Models

Regression

For this project, we first attempted to solve the regression form of the problem. We used scikit-learn, a machine learning library written in Python, to accomplish this task. The models we used were:

LinearRegression
BayesianRidgeRegression
RidgeCVRegression
ElasticNetCVRegression
LassoCVRegression
GradientBoostingRegressor
AdaBoostRegressor
ExtraTreesRegressor
RandomForestRegressor
LinearSVR

Many of these model have parameter that can be tuned to improve accuracy. We tuned the alpha parameter of RidgeCV, ElasticNetCV and LassoCV using $\alpha = 2^x$ for $x = -7, \ldots, 4$ . We used 10 estimators for the ensemble methods as we found that using more estimators causes the models to overfit.

Classification

We also utilized scikit-learn for binary classification models. Labels of +1 indicate the plus/minus per minute is nonnegative, and labels of -1 indicate the plus/minus per minute is negative.
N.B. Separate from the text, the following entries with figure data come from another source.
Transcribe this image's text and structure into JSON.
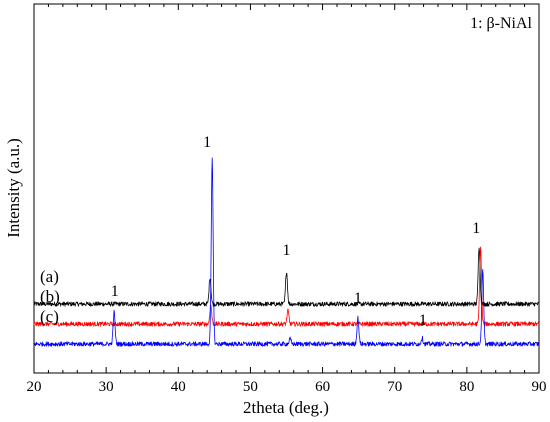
{
  "chart_data": {
    "type": "line",
    "xlabel": "2theta (deg.)",
    "ylabel": "Intensity (a.u.)",
    "xlim": [
      20,
      90
    ],
    "xticks": [
      "20",
      "30",
      "40",
      "50",
      "60",
      "70",
      "80",
      "90"
    ],
    "yticks_shown": false,
    "legend": {
      "text": "1: β-NiAl",
      "placement": "top-right"
    },
    "series": [
      {
        "label": "(a)",
        "color": "#000000",
        "baseline": 0.56,
        "peaks": [
          {
            "x": 44.4,
            "height": 0.27
          },
          {
            "x": 55.0,
            "height": 0.33
          },
          {
            "x": 81.7,
            "height": 0.58
          }
        ]
      },
      {
        "label": "(b)",
        "color": "#ff0000",
        "baseline": 0.36,
        "peaks": [
          {
            "x": 44.5,
            "height": 0.19
          },
          {
            "x": 55.2,
            "height": 0.13
          },
          {
            "x": 81.9,
            "height": 0.77
          }
        ]
      },
      {
        "label": "(c)",
        "color": "#0000ff",
        "baseline": 0.16,
        "peaks": [
          {
            "x": 31.1,
            "height": 0.32
          },
          {
            "x": 44.7,
            "height": 1.84
          },
          {
            "x": 55.5,
            "height": 0.05
          },
          {
            "x": 64.9,
            "height": 0.26
          },
          {
            "x": 73.8,
            "height": 0.06
          },
          {
            "x": 82.2,
            "height": 0.73
          }
        ]
      }
    ],
    "peak_annotations": [
      {
        "x": 44.0,
        "y": 2.13,
        "text": "1"
      },
      {
        "x": 55.0,
        "y": 1.05,
        "text": "1"
      },
      {
        "x": 81.3,
        "y": 1.27,
        "text": "1"
      },
      {
        "x": 31.2,
        "y": 0.64,
        "text": "1"
      },
      {
        "x": 64.9,
        "y": 0.57,
        "text": "1"
      },
      {
        "x": 73.9,
        "y": 0.35,
        "text": "1"
      }
    ]
  }
}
We used the following models:

LogisticRegression
LinearDiscriminantAnalysis
GaussianNB
GradientBoostingClassifier
RandomForestClassifier
A Feedforward Neural Network (FNN) in Keras using Dropout regularization

We tuned the following classifiers: LogisticRegression, GradientBoosting and FNN to achieve ~60% accuracy in testing data while not over-fitting the models. For the LogisticRegression classifier, we set the constant, C, that multiplies the L2 regularization term to C = 0.0005. We set the number of estimators in GradientBoosting to 400 and the learning rate to 0.01. We tried multiple other values for these parameters both small and big before we narrowed down on these values.

The Feedforward Neural Network has one hidden layer with 50 neurons, uses sigmoid as the activation function at both the hidden and the output layer. We use dropouts with p = 0.5 at both the input and hidden layer.